De juillet à août 1779, David se rend à Naples en compagnie du sculpteur François Marie Suzanne. Ce séjour où il visite les ruines d’Herculanum et de Pompéi est à l’origine de sa conversion définitive au néoclassicisme. Le peintre dira plus tard « Il me sembla qu’on venait de me faire l’opération de la cataracte[…]je compris que je ne pouvais améliorer ma manière dont le principe était faux, et qu’il fallait divorcer avec tout ce que j’avais cru d’abord être le beau et le vrai ». On considère que l’influence de l’amateur d’antiquité Antoine Quatremère de Quincy adepte des idées de Winckelmann et Lessing, et dont il fait la connaissance à Naples, n’en fut pas étrangère.

A la suite de ce voyage, il est sujet à une profonde crise de dépression qui dure deux mois, dont la cause n’est pas clairement définie. Selon la correspondance du peintre à cette époque, elle est due à une relation avec la femme de chambre de l’épouse de son maître Vien, associé à une période de doute après la découverte des vestiges de Naples. Pour le sortir de cette crise de mélancolie, son maître lui fait avoir une commande pour un tableau à thème religieux commémorant l’épidémie de peste survenue à Marseille en 1720, Saint Roch intercédant auprès de la Vierge pour les malades de la peste destiné à la chapelle du Lazaret de Marseille (musée des beaux arts de Marseille). Même si l’on perçoit quelques résurgences du caravagisme, l’œuvre témoigne d’une nouvelle manière de peindre chez David, et s’inspire directement du style de Nicolas Poussin en reprenant la composition en diagonale de l’ Apparition de la vierge à saint Jacques le majeur (1629 musée du Louvre). Achevé en 1780 le tableau est présenté dans une salle du palais Mancini et produit une forte impression sur les visiteurs romains. Lors de son exposition à Paris en 1781, le philosophe Diderot est impressionné par la force d’expression du pestiféré au pied de Saint Roch.
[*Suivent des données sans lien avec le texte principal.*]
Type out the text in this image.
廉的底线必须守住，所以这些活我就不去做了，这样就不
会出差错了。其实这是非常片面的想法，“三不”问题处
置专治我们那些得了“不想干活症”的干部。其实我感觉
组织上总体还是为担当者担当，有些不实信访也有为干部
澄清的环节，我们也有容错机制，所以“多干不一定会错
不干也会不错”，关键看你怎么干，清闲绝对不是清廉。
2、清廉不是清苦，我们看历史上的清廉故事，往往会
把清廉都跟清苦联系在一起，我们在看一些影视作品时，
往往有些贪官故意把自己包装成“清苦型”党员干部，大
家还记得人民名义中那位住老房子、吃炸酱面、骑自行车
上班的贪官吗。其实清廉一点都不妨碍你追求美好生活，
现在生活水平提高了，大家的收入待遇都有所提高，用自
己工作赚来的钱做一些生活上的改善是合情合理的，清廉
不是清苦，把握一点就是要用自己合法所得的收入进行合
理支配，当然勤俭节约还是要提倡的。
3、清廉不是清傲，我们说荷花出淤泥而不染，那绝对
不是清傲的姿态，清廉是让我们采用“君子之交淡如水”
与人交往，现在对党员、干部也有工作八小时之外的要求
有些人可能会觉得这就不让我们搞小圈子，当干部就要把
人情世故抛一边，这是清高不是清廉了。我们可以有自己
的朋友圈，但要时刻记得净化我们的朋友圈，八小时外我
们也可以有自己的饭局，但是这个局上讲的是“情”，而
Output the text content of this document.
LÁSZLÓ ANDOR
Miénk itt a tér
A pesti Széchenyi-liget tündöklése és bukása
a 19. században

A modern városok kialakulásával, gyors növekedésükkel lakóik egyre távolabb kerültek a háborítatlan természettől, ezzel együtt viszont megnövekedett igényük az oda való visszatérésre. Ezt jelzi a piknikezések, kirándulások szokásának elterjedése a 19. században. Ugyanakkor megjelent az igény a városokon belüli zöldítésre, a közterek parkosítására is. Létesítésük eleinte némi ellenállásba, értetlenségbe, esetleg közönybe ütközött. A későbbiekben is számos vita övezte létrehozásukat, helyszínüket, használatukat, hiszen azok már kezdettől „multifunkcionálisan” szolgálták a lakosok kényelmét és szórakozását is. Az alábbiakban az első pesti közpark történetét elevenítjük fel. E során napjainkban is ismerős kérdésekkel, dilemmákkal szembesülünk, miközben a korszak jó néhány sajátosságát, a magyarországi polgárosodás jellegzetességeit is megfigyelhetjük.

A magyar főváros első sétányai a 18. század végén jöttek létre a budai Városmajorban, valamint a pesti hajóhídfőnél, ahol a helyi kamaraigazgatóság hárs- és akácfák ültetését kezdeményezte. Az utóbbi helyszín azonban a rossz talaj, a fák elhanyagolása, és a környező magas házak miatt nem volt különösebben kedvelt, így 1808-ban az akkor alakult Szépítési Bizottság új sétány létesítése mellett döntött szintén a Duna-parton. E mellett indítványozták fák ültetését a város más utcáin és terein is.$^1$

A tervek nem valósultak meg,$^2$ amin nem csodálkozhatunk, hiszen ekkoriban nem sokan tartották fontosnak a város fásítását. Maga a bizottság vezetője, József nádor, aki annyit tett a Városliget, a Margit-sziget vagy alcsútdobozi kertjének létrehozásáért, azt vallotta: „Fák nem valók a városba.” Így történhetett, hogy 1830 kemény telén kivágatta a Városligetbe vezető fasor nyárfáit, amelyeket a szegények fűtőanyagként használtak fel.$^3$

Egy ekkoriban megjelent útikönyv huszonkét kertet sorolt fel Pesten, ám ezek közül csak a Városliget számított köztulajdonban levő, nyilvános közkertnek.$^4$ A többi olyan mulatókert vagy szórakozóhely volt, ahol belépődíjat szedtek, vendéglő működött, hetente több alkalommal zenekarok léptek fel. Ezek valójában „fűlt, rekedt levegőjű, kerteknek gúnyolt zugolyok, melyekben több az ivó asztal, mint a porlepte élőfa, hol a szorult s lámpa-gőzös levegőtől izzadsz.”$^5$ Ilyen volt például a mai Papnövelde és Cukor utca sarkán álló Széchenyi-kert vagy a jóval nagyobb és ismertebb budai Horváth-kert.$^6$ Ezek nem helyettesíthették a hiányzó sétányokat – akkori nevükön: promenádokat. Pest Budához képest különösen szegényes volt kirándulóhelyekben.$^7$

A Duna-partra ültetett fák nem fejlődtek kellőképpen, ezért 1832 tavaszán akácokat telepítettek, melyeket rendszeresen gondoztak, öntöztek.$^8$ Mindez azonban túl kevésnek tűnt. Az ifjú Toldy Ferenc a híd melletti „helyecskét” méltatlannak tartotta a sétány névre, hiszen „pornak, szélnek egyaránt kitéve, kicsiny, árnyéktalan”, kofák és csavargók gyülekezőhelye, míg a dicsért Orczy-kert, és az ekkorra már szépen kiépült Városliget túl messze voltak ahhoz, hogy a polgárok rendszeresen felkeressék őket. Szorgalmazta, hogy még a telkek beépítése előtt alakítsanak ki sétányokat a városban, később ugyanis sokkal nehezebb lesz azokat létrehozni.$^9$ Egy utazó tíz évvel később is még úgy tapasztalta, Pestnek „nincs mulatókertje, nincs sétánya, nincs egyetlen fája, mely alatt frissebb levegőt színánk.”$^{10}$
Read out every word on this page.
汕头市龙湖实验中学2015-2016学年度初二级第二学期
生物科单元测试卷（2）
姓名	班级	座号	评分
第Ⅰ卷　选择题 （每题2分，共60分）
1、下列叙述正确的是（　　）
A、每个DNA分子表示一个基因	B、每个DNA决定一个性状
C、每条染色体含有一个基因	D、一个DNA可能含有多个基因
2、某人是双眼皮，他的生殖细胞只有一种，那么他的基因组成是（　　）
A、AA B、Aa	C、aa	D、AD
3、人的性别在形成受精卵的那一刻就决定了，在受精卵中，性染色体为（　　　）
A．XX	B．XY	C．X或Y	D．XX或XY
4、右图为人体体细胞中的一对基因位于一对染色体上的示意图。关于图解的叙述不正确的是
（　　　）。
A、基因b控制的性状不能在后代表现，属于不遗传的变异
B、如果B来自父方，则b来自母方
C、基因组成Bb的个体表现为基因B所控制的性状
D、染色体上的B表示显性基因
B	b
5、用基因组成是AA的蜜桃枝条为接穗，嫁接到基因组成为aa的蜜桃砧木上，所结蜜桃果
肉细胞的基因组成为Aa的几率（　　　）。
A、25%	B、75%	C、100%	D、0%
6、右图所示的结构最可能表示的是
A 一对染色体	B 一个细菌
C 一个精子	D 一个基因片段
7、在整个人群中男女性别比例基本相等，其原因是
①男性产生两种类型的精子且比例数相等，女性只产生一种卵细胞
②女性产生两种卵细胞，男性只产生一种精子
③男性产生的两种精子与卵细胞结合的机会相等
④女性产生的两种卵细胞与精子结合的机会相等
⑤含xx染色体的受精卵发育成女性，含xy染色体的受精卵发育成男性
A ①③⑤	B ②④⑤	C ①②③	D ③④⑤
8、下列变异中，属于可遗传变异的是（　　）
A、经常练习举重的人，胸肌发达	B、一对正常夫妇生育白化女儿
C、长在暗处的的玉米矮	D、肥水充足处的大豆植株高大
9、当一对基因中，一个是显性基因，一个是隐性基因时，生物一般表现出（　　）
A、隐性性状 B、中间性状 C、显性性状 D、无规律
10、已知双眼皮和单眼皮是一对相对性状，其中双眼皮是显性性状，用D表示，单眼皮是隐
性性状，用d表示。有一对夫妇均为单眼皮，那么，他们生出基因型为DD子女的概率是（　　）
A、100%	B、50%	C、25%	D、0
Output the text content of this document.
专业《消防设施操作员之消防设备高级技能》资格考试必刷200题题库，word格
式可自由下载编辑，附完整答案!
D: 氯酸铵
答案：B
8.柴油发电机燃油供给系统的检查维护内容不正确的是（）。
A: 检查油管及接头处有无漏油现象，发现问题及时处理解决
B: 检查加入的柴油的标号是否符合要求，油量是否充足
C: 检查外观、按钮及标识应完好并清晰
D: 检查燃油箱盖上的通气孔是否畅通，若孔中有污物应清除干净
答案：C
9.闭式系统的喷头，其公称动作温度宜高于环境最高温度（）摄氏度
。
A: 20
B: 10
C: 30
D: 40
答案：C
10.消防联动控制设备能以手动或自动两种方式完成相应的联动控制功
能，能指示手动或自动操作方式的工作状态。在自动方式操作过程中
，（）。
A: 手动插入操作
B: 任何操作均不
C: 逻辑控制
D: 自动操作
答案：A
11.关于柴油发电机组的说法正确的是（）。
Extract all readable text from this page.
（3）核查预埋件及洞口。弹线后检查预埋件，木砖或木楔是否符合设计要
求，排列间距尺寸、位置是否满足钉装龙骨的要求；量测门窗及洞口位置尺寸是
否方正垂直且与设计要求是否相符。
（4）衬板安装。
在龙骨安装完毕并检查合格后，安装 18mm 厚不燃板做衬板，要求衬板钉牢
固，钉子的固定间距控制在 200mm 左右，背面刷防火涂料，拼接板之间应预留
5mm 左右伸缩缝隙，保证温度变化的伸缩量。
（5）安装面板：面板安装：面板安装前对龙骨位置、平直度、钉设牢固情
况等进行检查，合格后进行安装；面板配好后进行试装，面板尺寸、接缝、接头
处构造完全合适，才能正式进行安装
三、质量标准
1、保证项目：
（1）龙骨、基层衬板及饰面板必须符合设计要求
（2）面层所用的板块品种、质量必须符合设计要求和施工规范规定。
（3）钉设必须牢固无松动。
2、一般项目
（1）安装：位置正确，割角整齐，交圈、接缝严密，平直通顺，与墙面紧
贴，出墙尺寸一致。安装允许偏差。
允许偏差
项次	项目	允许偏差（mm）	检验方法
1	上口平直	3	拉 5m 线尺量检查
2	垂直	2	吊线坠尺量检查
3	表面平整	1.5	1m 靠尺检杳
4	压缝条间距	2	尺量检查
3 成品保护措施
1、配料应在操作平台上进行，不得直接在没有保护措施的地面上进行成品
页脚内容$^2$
Agrément par l’Académie et première exposition au Salon

Pompeo Batoni doyen des peintres italiens et un des précurseur du néoclassicisme, tenta sans succès de le convaincre de rester à Rome mais David quitte la capitale le 17 juillet 1780 en emportant avec lui trois œuvres, le Saint Roch, et deux toiles alors inachevées, Bélisaire demandant l’aumône et le Portrait équestre du comte Potocki. Jean Potocki est un gentilhomme et esthète polonais (il a traduit Winckelmann), que le peintre avait rencontré à Rome et qu’il représente en s’inspirant des portraits équestres d’ Antoon Van Dyck

Il arrive à Paris à la fin de l’année et termine son Bélisaire (musée des beaux arts de Lille) grand tableau destiné à l’agrément de l’artiste par l’Académie royale de peinture et de sculpture, seul moyen pour les artistes de l’époque d’obtenir ensuite le droit d’exposer au Salon de l’Académie. C’est après avoir vu le tableau sur le même sujet peint pour le cardinal de Bernis par Pierre Peyron ancien concurrent pour le prix de Rome, que David décide de réaliser lui aussi une toile sur le général romain déchu, tous les deux s’inspirent du roman de Marmontel. L’œuvre témoigne de sa nouvelle orientation picturale et de son affirmation du style néoclassique. Reçut à l’unanimité, il peut présenter ses trois peintures au Salon de 1781, ainsi que sa grande étude des Funerailles de Patrocle, où elles sont remarquées par la critique, en particulier Diderot qui avoue sa fascination pour le Bélisaire .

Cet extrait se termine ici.